Responses to questions:
(v) Where barriers arise from a lack of clarity or interpretive guidance on how existing rules cover AI activities, what forms of clarification (e.g., standards, guidance documents, interpretive rules) would be most effective?
(vi) Are there barriers that arise from organizational factors that impact how Federal statues, regulations, or policies are used or not used? How might Federal action appropriately address them?
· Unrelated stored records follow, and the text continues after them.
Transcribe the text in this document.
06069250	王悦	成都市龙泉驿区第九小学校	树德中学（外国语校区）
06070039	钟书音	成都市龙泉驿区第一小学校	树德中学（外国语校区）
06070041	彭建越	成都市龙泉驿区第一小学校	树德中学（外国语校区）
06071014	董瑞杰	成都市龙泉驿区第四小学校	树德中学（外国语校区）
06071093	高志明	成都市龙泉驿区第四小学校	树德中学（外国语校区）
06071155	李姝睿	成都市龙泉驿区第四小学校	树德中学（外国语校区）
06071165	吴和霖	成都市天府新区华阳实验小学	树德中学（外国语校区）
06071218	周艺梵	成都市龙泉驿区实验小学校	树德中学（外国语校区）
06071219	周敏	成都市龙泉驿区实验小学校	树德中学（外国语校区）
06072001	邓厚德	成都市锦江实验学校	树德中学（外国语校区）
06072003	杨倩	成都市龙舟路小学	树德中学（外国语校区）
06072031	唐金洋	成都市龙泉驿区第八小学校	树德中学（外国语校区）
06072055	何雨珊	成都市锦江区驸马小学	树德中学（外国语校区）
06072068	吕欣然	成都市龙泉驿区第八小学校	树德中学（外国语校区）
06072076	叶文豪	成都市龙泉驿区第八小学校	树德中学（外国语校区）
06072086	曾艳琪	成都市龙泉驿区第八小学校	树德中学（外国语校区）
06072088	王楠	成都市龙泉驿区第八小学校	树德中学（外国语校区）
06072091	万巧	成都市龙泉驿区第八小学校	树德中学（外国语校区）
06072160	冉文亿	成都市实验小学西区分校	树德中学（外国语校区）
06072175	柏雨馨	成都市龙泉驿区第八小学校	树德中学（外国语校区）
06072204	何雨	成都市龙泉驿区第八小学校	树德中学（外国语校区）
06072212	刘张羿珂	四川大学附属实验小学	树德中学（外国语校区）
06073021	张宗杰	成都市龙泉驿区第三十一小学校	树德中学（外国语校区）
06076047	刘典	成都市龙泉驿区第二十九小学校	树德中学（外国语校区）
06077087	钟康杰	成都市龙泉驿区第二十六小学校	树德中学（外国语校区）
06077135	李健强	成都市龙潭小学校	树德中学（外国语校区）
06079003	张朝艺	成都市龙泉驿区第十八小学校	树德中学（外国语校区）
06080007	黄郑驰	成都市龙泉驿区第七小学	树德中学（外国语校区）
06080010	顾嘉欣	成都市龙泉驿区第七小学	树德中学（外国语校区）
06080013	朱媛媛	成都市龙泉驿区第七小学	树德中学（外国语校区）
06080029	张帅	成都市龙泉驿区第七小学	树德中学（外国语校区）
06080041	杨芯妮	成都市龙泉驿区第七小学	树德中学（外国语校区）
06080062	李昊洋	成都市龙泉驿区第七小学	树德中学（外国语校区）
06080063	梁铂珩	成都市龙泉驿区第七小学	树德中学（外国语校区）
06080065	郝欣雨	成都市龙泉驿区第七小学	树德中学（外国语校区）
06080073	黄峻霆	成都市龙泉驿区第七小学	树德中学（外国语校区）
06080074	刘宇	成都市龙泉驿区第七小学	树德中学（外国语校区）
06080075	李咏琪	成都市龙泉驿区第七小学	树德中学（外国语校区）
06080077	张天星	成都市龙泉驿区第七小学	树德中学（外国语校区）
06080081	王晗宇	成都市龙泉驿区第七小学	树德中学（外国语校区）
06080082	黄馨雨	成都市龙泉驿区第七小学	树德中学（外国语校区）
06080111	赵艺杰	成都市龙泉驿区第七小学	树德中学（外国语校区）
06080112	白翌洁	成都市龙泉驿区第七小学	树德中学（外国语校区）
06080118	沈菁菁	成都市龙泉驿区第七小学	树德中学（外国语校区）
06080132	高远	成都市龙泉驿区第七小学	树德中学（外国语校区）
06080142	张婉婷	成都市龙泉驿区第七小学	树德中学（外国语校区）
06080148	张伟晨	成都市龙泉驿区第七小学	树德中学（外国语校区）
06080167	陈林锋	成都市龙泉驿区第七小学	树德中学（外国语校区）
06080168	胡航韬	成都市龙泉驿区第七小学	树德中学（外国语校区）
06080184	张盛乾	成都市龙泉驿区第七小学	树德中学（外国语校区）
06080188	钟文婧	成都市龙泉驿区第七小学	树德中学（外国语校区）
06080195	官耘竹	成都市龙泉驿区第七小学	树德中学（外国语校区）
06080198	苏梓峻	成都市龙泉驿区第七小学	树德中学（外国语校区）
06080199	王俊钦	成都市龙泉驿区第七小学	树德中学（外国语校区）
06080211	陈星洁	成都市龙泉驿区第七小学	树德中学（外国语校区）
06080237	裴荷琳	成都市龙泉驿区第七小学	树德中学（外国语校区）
Beyond sector-specific rules or regulations, the administrative procedures governing Federal agencies are themselves enormous inhibitors to AI adoption – both directly within government, and indirectly through the burdens slow bureaucracies impose on the private sector. Yet most friction in public-sector AI adoption isn’t from a single bad rule; it’s from process defaults that assume slow, one-off systems and human-centric paperwork. Program teams under-use fast tracks in the Paperwork Reduction Act (PRA), struggle to reuse authorizations to operate (ATOs), and reinvent compliance checklists agency by agency. Meanwhile, FedRAMP queues, fragmented standards, and siloed testbeds make every pilot program feel bespoke. The fix is to change the “firmware” of how the federal government evaluates, procures, and monitors AI so that capable teams can move quickly without compromising on safety, privacy, or security.
Two of the biggest time sinks are the PRA and ATO/FedRAMP. For PRA, it may be worth establishing a government-wide A-11 §280 umbrella/generic clearance for AI telemetry, A/B tests, and human-in-the-loop labels with built-in privacy guardrails. Program offices can then draw down from it instead of filing from scratch. For ATO/FedRAMP, an AI-SaaS Provisional ATO lane could be created and require authorization reuse by default, with 90-day reviews when only the model or underlying hardware is swapped.
Finally, wire in decision-time SLAs and shared testbeds. Agencies should publish clocks for waivers and pilots (e.g., NHTSA Part 555, FMCSA Part 381, FAA 107 waivers) so innovators know when to expect an answer. Similarly, instead of one-off demos, fund cross-agency sandboxes using OTAs and prize authority with shared data enclaves, so evidence from one pilot can inform the others.